BANDUNG (Arrahmah.com) – Membincang Filantropi (kedermawanan) Islam, wakaf adalah satu di antaranya, selain Zakat, Infak Sedekah, dan dana kemanusiaan lainnya. Data Kementerian Agama tahun 2012 mencatat, aset wakaf nasional mencapai 3,49 miliar meter persegi tanah, di 420.003 titik di seluruh nusantara. Bila dirupiahkan, dengan asumsi harga tanah hanya Rp100 ribu per meter persegi, nilainya mencapai Rp 349 triliun. Fantastis! Maa syaa Allah.

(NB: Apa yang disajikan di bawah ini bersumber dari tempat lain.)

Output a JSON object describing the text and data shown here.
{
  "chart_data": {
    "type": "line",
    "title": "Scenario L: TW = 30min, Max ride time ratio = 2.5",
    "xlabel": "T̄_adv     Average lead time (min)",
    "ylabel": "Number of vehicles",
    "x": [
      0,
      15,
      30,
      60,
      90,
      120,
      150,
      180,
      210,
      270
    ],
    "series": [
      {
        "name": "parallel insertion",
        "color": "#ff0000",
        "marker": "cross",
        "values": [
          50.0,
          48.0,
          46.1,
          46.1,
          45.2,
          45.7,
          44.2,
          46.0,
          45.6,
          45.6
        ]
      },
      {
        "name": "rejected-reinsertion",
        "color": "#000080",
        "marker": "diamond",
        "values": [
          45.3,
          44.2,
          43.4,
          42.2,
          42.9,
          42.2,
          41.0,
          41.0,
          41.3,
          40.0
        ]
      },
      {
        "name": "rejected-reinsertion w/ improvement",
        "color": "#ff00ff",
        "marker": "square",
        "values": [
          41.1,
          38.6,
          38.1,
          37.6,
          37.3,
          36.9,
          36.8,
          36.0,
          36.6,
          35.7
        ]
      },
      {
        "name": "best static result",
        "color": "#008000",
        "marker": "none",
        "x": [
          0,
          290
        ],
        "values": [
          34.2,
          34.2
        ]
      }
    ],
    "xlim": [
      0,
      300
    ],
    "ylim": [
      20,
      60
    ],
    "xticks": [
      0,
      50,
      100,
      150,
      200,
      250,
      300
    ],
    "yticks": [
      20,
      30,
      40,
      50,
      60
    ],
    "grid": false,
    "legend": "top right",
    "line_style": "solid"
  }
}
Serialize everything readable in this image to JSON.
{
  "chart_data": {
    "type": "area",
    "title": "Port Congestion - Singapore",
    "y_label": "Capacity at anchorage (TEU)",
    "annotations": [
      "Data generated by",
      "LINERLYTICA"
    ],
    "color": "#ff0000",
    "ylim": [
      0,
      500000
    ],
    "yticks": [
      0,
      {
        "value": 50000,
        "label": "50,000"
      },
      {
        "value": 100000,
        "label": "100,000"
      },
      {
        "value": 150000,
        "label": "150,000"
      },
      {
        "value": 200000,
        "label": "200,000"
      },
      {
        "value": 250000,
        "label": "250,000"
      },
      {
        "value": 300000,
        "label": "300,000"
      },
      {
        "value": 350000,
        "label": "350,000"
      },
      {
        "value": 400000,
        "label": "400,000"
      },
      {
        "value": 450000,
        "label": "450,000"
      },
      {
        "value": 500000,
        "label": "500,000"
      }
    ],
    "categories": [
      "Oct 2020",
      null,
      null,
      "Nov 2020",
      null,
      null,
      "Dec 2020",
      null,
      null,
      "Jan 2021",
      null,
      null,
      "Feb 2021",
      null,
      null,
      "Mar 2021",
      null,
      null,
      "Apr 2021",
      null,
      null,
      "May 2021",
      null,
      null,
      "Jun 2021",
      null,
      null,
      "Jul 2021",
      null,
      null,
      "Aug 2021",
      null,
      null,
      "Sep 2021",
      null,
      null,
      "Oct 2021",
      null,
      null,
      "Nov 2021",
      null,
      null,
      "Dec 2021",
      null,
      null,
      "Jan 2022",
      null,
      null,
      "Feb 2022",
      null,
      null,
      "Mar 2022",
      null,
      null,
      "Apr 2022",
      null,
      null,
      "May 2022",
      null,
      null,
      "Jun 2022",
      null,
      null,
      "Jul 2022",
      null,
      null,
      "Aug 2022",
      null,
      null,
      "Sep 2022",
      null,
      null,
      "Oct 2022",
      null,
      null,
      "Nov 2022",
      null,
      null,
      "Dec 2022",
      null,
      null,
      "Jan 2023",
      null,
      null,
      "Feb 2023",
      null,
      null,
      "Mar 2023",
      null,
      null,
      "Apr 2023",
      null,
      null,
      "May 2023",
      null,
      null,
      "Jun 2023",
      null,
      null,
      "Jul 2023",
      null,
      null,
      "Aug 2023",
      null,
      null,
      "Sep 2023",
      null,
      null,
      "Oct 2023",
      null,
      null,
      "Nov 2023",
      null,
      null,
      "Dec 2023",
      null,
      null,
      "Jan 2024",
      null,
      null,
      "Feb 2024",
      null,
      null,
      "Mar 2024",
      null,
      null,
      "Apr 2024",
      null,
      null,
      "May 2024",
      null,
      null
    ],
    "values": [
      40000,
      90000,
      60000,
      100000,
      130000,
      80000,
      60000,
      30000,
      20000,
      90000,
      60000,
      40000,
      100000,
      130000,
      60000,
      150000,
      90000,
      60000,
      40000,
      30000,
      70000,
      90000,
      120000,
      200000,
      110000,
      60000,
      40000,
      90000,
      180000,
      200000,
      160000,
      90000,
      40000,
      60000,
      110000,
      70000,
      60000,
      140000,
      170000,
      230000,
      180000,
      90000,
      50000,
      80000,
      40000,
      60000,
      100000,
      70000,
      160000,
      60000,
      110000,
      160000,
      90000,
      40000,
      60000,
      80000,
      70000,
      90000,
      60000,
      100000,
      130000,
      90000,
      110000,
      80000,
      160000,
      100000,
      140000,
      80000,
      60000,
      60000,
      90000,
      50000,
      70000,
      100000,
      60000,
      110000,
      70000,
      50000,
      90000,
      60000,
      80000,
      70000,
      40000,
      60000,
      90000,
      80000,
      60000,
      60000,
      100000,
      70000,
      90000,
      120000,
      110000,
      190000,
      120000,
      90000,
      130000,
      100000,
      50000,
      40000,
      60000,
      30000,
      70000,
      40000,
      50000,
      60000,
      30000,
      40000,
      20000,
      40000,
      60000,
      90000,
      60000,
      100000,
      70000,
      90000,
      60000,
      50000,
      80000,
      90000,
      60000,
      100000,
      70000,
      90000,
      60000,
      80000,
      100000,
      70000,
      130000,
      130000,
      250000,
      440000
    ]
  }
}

Belum lagi dengan disahkannya Undang-Undang Wakaf Nomor 41 Tahun 2004 yang mengakui keabsahan wakaf uang. Dengan asumsi 100 juta penduduk muslim Indonesia mau berwakaf Rp100 ribu per bulan, maka wakaf uang yang bisa dikumpulkan per tahun mencapai Rp120 triliun per tahun. Bayangkan berapa besar keuntungan yang bisa diperoleh jika uang sebanyak itu diinvestasikan agar lebih produktif, untuk kelangsungan program-program sosial dan pemberdayaan masyarakat.
Demikian seperti disampaikan Direktur Eksekutif Badan Wakaf Indonesia (BWI), Drs Achmad Djunaedi, dalam artikelnya “Memproduktifkan Aset Wakaf Nasional”.
Meski begitu, faktanya, aset tanah wakaf yang sedemikian luas itu masih belum optimal dikelola secara produktif. Sebagian besar masih menengadahkan tangan untuk menutupi biaya operasionalnya. Bicara aset dan potensi wakaf, Indonesia bisa berbangga hati. Namun saat disinggung soal pengelolaan dan manajerial, harus diakui bahwa kita belum mumpuni.
Bahkan, dengan negeri jiran Singapura misalnya, pengelolaan wakaf negeri ini masih tertinggal. Melalui perusahaan Warees Investments, dimana seluruh sahamnya dimiliki Majelis Ugama Islam Singapura (MUIS), umat Islam di negeri singa itu sudah memilik
i asset wakaf produktif berupa: 114 ruko, 30 perumahan, dan 12 gedung apartemen dan perkantoran. Keuntungan dari pengelolaan wakaf produktif tersebut digunakan untuk membiayai operasional masjid, madrasah, beasiswa, dan lain-lain.
Di Malaysia, Kumpulan Waqf An-Nur sukses membangun beberapa klinik dan Rumah sakit. Hasil dari keuntungan waqf mereka gunakan untuk kepentingan anak yatim beasiswa, orang miskin, anak yatim dan lain-lain.
Di Arab Saudi, tahun 2010 lalu, International Islamic Relief Organization Saudi Arabia (IIROSA), meluncurkan sedikitnya 6 proyek wakaf produktif senilai SR 470 juta, dengan proyeksi keuntungan SR 45 juta. Keuntungan dari proyek-proyek tersebut dipergunakan untuk kepentingan sosial umat.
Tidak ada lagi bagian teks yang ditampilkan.